I hope I can work with the Speech-Dispatcher deves to offer this new module bundled in Speech-Dispatcher once it is ready and the code is approved by the team. The main benefit is the ability to copy the sub-modules I've built between distros and have them just work. I currently put the sub modules are currently in /usr/lib/speechsw. The new Speech-Dispatcher module talkes to the sub-modules over stdin/stdout, just like Speech-Dispatcher talks to modules. If the new speechsw module were compiled for each release of each distro just like the Espeak modules, it should be reliable, and the binaries in /usr/lib/speechsw should work on any distro.
Anyway, this is the only way I currently see to get Eloquence working quickly on our internal Linux distro, and blind coworkers are likely to have their favorite TTS break soon. I hope to have a solution for them in a few days.
I 100% agree with what Samuel said. I don't think we need an
alternative to Speech Dispatcher but coding effort to improve
application we're using (Firefox, LibreOffice, etc).
Speech Dispatcher has never been hostile to commercial TTS, in the
past years two proprietary speech synthesizer has been made
compatible with it, I talk about Voxygen and the Kali TTS and I
don't count Nuance Vocalizer one. I think the Oralux Vocalizer
modules should be shipped with Speech Dispatcher to avoid
compatibility issues in the future.
I think the main problem is the testing process and collaboration
between different parties. We couldn't avoid all bugs even with the
software you're writing. We couldn't request Samuel to do all the
job itself to code and test every scenario of every users in its
spare time.
If you've any proposal, don't hesitate to open pull request against
Speech Dispatcher.
Le 02/12/2020 à 18:29, Samuel Thibault
via orca-list a écrit :
Bill Cox via orca-list, le mer. 02 déc. 2020 08:27:18 -0800, a ecrit:
The problem is the architecture of Speech Dispatcher, which is hostile
to commercial TTS engines.
That's pure FUD. It is *not*, on the contrary!! The module approach
allows to integrate them by stuffing a binary in the right place.

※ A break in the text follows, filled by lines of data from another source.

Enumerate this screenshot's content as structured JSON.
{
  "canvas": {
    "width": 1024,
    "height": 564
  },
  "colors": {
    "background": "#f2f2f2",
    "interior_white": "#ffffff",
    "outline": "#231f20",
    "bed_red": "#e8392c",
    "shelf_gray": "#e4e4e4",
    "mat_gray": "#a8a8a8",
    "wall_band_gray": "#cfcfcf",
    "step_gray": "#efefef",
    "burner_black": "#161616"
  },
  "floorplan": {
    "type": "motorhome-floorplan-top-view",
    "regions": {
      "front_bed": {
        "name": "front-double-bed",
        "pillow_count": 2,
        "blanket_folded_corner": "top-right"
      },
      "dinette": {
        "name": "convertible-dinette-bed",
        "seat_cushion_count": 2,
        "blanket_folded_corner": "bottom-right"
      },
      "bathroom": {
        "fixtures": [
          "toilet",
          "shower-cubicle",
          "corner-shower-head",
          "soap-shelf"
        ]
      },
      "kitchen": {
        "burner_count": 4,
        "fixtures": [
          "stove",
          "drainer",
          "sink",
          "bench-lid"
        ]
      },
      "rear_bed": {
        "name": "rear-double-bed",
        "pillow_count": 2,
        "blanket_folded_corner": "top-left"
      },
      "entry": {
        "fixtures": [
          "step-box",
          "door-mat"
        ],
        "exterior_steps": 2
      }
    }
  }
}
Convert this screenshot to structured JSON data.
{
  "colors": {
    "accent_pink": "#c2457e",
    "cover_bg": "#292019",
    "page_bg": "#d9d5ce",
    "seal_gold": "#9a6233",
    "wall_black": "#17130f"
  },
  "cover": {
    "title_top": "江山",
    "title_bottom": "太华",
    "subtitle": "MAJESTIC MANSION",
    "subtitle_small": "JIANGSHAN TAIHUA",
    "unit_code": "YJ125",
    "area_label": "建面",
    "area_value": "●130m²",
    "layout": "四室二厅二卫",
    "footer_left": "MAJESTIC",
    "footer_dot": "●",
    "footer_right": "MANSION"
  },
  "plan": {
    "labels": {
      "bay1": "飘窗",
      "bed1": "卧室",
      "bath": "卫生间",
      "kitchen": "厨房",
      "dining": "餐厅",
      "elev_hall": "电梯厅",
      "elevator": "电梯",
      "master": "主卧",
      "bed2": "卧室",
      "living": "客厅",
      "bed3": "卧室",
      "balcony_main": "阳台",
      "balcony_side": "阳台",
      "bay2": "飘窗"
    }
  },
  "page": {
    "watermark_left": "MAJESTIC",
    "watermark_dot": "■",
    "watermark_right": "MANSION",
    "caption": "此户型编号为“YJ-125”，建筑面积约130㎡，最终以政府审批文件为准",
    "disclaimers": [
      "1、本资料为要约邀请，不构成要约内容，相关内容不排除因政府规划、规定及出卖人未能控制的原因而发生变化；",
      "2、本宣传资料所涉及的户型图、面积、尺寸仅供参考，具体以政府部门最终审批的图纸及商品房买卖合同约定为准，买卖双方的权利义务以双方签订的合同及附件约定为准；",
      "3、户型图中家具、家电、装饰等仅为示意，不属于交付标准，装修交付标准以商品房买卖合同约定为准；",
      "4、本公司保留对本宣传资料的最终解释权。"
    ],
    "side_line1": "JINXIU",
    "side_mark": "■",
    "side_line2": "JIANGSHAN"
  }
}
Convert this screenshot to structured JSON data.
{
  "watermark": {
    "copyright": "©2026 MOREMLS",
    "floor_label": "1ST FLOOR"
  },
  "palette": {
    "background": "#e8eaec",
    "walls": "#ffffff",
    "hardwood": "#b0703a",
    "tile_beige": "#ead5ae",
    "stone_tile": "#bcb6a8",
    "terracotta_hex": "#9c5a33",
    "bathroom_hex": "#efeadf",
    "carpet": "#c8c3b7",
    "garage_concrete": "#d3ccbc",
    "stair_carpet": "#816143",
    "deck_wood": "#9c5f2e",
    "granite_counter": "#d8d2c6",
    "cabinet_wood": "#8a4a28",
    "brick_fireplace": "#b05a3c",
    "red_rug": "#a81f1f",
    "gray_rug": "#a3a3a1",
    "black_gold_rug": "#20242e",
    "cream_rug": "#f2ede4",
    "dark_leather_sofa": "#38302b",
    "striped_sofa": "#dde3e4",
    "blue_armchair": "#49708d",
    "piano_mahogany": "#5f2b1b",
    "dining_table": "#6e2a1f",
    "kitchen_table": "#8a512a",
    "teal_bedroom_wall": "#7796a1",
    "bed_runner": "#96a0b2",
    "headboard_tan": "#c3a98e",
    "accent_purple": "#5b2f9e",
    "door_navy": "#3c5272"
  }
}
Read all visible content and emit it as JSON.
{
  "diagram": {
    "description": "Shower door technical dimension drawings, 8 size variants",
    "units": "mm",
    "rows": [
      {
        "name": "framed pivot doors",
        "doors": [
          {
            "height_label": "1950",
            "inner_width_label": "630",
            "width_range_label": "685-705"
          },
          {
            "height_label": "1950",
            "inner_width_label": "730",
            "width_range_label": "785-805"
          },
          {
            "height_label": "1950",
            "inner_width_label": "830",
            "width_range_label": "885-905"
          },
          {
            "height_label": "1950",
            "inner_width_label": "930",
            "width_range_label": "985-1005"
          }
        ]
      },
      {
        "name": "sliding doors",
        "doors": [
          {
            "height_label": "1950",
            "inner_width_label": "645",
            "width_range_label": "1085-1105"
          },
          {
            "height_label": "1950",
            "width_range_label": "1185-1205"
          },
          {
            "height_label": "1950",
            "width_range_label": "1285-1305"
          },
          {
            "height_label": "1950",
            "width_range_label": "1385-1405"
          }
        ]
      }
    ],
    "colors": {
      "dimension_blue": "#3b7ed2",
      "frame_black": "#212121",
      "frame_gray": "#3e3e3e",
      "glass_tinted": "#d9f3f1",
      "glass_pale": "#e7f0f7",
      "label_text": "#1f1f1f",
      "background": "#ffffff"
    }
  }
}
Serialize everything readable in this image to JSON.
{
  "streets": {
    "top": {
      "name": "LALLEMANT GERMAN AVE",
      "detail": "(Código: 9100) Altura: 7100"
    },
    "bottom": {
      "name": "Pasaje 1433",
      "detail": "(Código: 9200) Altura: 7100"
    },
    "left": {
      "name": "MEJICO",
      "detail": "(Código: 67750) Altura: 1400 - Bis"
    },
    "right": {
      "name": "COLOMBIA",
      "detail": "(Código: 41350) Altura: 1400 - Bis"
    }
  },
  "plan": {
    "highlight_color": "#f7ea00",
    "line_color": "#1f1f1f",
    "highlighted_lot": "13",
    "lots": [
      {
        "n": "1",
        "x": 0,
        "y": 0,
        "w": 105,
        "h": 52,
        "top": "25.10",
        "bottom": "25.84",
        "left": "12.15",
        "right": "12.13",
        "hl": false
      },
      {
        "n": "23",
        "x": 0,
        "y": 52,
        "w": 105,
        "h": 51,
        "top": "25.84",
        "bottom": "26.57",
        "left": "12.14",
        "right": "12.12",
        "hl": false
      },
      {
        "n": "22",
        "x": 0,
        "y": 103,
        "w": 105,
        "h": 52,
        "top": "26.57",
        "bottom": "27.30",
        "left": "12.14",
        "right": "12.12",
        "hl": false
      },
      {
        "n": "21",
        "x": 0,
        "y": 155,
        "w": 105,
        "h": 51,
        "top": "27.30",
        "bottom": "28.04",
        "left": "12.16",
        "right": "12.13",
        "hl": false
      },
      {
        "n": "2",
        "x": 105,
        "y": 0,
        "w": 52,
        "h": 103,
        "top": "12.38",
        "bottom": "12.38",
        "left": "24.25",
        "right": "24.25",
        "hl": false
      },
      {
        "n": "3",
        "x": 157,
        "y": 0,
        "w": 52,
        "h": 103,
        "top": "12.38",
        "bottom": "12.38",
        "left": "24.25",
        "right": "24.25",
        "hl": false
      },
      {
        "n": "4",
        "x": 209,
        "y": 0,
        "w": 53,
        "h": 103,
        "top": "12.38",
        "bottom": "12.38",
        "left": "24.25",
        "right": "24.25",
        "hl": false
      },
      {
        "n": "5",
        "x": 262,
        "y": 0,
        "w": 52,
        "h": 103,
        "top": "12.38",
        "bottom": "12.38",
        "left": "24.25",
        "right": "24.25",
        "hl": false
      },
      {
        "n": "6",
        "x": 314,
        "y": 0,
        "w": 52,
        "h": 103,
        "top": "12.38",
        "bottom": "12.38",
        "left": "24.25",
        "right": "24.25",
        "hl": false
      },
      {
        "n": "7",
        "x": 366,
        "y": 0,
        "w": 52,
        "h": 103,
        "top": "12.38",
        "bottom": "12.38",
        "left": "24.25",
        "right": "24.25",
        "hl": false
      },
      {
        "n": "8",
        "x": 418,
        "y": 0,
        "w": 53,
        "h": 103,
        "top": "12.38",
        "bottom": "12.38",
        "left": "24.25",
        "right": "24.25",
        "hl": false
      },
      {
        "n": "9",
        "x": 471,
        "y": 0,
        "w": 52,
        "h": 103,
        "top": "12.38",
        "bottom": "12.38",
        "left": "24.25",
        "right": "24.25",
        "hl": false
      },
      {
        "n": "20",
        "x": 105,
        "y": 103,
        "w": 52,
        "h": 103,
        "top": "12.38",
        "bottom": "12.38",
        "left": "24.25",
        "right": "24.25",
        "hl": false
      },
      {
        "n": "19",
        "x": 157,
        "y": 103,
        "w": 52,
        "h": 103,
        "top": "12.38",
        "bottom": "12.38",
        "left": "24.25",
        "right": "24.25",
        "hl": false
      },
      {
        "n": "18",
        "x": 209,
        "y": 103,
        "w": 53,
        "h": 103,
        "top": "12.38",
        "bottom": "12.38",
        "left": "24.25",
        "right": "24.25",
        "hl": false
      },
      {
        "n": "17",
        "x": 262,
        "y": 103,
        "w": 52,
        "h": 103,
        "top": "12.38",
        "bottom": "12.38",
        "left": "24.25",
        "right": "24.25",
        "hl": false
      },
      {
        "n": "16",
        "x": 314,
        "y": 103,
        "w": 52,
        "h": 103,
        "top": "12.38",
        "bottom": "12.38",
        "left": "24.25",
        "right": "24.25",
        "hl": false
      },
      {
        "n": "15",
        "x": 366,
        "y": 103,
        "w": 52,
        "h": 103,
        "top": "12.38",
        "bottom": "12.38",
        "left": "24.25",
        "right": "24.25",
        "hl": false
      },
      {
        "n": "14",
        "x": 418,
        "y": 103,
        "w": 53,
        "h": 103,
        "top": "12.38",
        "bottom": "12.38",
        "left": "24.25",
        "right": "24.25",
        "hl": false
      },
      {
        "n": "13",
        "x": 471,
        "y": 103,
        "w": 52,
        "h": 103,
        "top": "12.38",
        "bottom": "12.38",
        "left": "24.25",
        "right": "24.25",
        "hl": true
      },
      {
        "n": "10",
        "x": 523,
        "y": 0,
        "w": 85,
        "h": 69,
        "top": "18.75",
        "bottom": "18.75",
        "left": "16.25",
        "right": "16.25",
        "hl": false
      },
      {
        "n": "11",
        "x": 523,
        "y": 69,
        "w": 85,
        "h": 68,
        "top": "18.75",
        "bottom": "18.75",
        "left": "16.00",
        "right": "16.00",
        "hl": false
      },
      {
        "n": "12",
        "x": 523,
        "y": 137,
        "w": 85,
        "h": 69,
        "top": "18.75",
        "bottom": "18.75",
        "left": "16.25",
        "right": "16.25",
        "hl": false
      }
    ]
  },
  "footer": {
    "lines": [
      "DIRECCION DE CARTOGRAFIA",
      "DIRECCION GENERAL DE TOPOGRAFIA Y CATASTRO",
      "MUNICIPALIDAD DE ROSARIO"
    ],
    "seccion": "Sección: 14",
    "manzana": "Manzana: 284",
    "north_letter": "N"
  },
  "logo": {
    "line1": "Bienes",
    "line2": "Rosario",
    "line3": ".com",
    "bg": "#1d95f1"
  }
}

The issues that we had with the voxin module were due to missing
*communication* and bugs, out of lack of testing. Creating *yet another*
speech server project will not help in that regard, and only bring
confusion to the accessibility stack.
It will also split the maintenance effort: speech dispatcher contains
symbol tables, drivers for various speech syntheses etc. Will you spend
the time to maintain all of this?
I don't see why creating yet another project. Why not just contributing
to the existing project?
Really, I don't understand, I can only interpret this as a slap in the
face and that cannot help me find motivation to continue contributing to
the accesibility stack (brlapi, orca braille driver, bugs in Xorg, bugs
in Wayland, etc.).
Really, can't we just work *together* rather that forking things here
and there yet again, bringing yet more confusion? Contribute code to
speech dispatcher and it'll just work. Did you actually try?